At first look, what looked to be garbage turned out to be a valuable Bronze Age treasure. By chance, orienteering enthusiast Tommy Karlsson stumbled upon a treasure trove of 50 Bronze Age artefacts going back over 2,500 years.
In the Swedish woodland of Alingss, Tommy Karlsson unearthed remarkable Bronze Age jewelry.
Karlsson isn’t a treasure seeker, so this discovery surprised him. The discovery was found while the cartographer was revising a map.
“I was standing on a ledge when out of the corner of my eye, I observed some scrap metal on the slope. It wasn’t your average scrap metal spot, so I was taken aback. But then I realized it was an item that looked like old jewelry. Jewelry that is at least a century old. In a Swedish Radio interview, Karlsson says that “it looked to be fairly novel, and not as expected.”
Karlsson contacted officials and archaeologists, who arrived to the site to inspect the items, and it was evident straight away that this was a significant discovery.
A piece of Bronze Age ornament.
The objects were buried as a gift to the Norse Gods, according to researchers. The jewelry belongs to a wealthy woman or numerous affluent women.

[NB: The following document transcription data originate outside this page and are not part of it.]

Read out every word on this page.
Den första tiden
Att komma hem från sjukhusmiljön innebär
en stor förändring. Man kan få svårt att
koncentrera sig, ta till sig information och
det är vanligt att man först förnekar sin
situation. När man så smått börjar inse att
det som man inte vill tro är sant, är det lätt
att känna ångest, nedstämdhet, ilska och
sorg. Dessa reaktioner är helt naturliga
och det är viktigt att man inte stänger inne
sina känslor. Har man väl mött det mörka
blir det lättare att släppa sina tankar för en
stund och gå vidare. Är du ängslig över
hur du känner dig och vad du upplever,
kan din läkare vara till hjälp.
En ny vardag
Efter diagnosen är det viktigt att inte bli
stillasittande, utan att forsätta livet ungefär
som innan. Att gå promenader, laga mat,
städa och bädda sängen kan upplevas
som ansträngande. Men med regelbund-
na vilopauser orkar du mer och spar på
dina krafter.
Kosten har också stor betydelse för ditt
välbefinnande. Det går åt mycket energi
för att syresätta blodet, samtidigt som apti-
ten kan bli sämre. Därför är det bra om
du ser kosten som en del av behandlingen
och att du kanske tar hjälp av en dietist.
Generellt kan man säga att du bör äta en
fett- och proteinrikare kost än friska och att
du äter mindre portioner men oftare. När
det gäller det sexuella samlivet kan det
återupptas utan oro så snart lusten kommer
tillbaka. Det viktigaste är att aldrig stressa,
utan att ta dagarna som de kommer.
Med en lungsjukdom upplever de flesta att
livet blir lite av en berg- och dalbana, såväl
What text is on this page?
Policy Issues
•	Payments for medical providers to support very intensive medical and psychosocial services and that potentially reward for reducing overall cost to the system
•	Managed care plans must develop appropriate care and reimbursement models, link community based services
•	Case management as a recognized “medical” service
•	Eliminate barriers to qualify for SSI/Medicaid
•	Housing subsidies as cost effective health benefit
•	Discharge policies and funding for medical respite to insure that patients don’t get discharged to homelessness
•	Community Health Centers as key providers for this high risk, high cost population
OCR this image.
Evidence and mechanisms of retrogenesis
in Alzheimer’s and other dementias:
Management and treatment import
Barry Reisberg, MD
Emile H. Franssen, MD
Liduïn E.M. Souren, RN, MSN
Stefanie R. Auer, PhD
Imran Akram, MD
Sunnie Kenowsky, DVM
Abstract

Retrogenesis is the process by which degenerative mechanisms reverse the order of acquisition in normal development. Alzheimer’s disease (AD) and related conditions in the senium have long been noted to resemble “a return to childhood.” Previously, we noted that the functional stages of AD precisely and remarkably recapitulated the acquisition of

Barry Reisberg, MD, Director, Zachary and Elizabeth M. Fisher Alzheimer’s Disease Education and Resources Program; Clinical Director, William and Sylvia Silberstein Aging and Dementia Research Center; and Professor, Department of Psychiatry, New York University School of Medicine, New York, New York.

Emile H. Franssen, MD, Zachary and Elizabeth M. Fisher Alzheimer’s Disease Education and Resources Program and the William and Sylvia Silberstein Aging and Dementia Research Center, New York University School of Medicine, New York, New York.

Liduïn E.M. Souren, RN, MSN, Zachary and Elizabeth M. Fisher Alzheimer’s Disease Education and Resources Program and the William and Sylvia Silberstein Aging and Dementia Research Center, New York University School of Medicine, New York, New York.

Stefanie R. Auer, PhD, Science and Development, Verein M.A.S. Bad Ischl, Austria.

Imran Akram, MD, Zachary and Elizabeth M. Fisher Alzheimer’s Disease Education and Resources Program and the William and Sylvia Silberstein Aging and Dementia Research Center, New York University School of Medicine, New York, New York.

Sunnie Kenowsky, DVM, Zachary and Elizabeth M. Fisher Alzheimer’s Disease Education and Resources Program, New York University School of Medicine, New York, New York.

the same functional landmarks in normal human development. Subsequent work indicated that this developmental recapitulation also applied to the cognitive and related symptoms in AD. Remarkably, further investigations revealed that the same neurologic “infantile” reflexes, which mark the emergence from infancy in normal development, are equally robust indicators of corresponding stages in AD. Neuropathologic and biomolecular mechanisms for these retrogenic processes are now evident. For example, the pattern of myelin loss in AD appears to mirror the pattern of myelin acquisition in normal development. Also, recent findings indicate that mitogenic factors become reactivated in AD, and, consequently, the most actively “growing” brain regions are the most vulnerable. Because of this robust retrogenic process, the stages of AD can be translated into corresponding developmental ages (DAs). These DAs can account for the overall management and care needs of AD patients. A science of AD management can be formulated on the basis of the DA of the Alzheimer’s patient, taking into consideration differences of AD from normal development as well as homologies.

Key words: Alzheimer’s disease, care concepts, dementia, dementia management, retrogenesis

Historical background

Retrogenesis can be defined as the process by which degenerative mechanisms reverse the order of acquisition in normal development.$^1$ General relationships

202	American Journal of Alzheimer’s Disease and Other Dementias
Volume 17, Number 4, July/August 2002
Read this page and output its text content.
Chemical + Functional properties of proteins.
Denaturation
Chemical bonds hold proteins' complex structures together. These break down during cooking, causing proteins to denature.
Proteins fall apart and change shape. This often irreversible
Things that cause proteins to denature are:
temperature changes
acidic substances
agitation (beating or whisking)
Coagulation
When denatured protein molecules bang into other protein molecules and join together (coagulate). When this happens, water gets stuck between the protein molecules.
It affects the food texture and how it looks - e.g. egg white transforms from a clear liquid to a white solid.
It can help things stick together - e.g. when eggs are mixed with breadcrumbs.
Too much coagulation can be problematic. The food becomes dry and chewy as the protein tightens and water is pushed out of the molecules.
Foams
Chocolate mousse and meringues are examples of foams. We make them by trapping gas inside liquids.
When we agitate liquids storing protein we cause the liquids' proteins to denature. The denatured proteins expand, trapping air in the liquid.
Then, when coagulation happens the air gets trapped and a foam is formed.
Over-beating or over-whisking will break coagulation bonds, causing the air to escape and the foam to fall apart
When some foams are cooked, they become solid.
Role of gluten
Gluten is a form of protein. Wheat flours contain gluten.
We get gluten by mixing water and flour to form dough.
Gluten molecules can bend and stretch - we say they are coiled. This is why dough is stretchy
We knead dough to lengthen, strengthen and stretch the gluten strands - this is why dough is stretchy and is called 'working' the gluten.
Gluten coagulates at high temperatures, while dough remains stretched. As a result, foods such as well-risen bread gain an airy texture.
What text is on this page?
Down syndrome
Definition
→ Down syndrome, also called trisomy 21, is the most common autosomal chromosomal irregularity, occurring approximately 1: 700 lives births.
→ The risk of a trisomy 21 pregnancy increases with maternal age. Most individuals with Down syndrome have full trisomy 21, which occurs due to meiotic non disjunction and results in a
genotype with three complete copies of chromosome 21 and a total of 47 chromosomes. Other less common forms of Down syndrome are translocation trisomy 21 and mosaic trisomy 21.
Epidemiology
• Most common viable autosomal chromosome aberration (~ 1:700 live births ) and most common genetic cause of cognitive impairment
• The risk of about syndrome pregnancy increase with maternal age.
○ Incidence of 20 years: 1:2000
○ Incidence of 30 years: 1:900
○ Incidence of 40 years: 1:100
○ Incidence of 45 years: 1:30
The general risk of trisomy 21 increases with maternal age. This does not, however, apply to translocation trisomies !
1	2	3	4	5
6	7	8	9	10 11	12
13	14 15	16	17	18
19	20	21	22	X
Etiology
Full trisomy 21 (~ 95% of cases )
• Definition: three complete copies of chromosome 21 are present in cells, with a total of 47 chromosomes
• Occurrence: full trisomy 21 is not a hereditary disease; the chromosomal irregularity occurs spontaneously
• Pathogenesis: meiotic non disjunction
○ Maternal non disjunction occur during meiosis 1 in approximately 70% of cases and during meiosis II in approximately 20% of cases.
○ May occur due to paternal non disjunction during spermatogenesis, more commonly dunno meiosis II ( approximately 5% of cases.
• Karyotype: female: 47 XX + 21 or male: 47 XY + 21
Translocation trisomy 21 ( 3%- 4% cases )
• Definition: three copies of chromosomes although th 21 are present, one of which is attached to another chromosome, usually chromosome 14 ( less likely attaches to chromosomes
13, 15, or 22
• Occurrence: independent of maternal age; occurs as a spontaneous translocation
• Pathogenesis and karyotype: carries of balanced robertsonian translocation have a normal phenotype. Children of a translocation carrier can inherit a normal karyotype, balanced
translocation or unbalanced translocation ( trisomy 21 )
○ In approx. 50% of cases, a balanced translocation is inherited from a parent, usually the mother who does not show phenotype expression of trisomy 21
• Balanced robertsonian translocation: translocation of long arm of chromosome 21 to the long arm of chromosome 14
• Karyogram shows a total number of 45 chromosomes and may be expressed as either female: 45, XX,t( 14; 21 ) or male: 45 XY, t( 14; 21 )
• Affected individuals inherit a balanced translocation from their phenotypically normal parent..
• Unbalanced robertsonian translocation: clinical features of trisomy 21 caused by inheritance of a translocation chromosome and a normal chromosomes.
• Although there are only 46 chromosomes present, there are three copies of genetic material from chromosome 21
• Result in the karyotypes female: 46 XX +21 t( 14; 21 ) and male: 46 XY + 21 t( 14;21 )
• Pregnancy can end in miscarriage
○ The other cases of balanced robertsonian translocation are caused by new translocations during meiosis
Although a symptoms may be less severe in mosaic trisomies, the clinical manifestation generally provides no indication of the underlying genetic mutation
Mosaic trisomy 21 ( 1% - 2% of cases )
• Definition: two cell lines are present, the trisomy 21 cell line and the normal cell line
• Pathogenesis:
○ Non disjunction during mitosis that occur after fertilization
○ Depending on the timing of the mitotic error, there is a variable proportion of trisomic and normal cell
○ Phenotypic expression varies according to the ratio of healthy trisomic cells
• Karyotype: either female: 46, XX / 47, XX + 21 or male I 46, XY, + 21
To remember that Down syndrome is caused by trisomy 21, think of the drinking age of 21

“The majority of the items are made up of bronze items that may be identified with a woman of considerable status from the Bronze Age,” Johan Ling, professor of archeology at the University of Gothenburg, said in a statement.
“They were used to embellish and hold up different items of clothing, presumably made of wool,” Ling added, “but there were also giant needles and eyelets used to embellish and hold up other body parts, such as necklaces, bracelets, and ankle bracelets.”
Ling goes on to say that this is one of Sweden’s most important Bronze Age discoveries.
It’s all too easy to dismiss unearthed items as trash, so it’s a good thing Tommy Karlsson looked twice, otherwise we would have never known about this significant archaeological find.